Zhaanat was walking down the hill with an apron full of cedar when Patrice and Wood Mountain came to the house. She dropped everything and ran to them, her face wild.

“We didn’t find her yet,” cried Patrice as her mother ran toward them, skirts flapping, braids unraveling, arms out. Zhaanat held her, the baby between them. Wood Mountain lowered his eyes. Pokey came around the corner of the house, carrying an armload of wood. He stood there, frozen.

“I only brought Little Boy home, Mama.”

Patrice put Gwiiwizens into her arms and Zhaanat stared at the baby apprehensively, then critically, searching out Vera’s features.
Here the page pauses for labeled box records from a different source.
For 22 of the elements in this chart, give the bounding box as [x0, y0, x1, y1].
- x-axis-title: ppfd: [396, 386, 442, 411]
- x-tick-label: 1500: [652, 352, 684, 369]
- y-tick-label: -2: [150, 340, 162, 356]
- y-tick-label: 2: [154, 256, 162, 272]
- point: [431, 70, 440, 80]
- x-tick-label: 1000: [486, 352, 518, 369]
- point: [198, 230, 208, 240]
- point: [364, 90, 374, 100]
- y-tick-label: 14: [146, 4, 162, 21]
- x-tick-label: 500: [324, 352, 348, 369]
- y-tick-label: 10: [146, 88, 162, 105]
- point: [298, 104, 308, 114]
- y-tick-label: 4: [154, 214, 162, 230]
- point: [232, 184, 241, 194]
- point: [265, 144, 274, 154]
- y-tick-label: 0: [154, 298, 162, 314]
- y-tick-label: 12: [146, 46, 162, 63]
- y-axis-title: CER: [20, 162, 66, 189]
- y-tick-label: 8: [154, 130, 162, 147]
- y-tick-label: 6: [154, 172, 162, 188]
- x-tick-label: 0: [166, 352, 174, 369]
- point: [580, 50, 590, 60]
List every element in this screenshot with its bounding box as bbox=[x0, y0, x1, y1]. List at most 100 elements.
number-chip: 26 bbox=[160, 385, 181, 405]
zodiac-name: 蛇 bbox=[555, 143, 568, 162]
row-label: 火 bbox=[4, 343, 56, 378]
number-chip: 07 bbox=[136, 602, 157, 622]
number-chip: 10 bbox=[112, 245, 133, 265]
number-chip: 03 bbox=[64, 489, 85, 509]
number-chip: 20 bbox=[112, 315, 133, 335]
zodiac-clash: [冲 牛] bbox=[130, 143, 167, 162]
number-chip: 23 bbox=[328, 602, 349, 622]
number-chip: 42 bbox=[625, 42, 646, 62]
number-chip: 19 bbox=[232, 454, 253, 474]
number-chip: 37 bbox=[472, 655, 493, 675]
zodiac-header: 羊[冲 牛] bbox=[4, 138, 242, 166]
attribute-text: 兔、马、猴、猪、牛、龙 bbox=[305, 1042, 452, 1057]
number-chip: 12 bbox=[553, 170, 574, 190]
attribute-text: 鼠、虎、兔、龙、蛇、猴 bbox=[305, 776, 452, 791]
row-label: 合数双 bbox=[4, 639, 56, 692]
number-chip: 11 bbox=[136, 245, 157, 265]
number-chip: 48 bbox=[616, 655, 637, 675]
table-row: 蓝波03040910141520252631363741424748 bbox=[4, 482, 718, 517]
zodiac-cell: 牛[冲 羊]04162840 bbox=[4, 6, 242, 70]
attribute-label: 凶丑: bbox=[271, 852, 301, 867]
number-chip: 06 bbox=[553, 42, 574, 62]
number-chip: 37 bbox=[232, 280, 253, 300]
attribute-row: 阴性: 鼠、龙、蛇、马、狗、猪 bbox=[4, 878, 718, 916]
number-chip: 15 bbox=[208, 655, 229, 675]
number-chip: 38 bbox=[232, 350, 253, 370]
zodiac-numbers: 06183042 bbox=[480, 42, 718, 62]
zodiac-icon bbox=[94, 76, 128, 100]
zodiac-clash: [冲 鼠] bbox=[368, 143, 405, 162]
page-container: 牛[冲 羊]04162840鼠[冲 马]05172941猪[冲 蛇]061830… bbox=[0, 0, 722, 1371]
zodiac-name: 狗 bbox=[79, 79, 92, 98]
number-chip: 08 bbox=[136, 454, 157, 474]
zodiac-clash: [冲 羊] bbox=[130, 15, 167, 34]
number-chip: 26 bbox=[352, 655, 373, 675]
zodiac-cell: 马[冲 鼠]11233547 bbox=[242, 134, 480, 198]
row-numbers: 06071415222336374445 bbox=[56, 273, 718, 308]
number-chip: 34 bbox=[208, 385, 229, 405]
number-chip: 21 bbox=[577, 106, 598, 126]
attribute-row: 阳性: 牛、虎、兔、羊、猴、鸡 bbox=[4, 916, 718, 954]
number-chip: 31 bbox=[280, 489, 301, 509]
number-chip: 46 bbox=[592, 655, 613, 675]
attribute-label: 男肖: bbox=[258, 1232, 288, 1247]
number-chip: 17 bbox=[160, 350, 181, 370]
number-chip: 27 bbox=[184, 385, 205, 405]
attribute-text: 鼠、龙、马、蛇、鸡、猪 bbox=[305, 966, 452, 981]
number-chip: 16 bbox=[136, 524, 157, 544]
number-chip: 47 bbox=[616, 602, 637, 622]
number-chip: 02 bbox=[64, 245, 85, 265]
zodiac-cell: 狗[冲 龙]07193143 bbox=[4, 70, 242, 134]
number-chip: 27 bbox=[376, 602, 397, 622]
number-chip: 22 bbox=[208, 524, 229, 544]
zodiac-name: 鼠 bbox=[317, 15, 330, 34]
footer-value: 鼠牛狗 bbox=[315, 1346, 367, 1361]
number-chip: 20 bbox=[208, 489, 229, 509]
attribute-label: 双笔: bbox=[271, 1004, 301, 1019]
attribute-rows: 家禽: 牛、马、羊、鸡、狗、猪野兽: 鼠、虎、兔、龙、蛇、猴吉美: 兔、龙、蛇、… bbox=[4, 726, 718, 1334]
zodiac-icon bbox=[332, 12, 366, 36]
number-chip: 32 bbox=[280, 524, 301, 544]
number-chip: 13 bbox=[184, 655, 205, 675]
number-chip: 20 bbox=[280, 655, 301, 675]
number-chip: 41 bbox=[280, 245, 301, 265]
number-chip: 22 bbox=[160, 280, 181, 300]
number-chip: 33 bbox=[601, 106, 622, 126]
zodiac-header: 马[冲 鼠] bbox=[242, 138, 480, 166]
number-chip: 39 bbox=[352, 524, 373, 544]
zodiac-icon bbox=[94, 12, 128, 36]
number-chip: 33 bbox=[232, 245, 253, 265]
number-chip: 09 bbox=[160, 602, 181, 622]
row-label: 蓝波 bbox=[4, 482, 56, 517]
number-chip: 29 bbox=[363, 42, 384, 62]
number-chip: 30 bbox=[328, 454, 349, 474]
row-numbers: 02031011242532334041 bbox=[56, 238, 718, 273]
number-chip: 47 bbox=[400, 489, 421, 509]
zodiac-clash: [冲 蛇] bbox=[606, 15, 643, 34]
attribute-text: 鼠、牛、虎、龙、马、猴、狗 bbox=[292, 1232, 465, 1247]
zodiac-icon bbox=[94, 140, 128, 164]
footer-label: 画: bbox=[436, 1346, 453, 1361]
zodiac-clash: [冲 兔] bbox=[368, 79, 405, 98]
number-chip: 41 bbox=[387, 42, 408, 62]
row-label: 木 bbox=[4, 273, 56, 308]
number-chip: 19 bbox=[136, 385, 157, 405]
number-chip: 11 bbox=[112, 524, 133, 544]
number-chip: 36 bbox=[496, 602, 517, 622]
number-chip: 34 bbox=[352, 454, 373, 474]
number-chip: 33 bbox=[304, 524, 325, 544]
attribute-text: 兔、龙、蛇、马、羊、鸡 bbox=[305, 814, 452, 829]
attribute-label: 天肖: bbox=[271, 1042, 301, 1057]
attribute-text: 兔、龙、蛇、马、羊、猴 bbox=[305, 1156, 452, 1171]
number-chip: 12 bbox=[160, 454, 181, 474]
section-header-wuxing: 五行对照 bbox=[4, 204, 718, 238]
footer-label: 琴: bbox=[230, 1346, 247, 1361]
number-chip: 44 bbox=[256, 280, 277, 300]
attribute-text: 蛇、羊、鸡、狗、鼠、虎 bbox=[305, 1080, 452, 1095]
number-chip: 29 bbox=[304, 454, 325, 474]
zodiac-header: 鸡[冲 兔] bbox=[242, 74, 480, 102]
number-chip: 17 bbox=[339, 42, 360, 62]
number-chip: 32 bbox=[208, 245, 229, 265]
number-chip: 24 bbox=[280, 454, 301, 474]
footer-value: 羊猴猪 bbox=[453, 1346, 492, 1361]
She sat down with the baby suddenly, plopped on the ground as if her strength had given way. She was silent and Patrice knew her mother would be somewhere else, unreachable, until she decided to return.

“You should go now, Everett,” she said to Wood Mountain.

She looked around, carefully. No sign of her father.

Wood Mountain walked over to the door and placed her bag there. He nodded significantly at Pokey, then turned and walked away.



Zhaanat eventually gathered up the baby and herself. Walked into the house. The first thing she did was sit down and nurse him at her breast. Pokey didn’t notice, but this made Patrice uneasy. She asked her mother why she was nursing the baby. Obviously it wasn’t like she would have milk. However, Zhaanat said that sometimes in the old days, when the baby’s mother couldn’t nurse, the older women were sometimes able to take over.

“And I’m not that old,” said Zhaanat. “My breasts aren’t yet hard dried-up old leather pipe bags.” In Chippewa, that was all just one word. They both started laughing in that desperate high-pitched way people laugh when their hearts are broken.





The Torus




The next morning, Patrice waited on the road for Doris and Valentine, impatient to get away from the baby, who was desperately hungry. His bawl was like a tap turned on full blast. Zhaanat was still letting him nurse, but also trying to get him to accept the juice strained from boiled oatmeal. Pokey had walked to the school bus early. Nobody was on the road. Had they forgotten? Patrice paced in their direction. Her thoughts zipped around, landing here and there like flies. Skittering away. “I know,” she said aloud. “I know I may be crazy. But I have to believe that my sister is still alive.” She picked up a smooth piece of cloudy quartz and stared at it in her hand.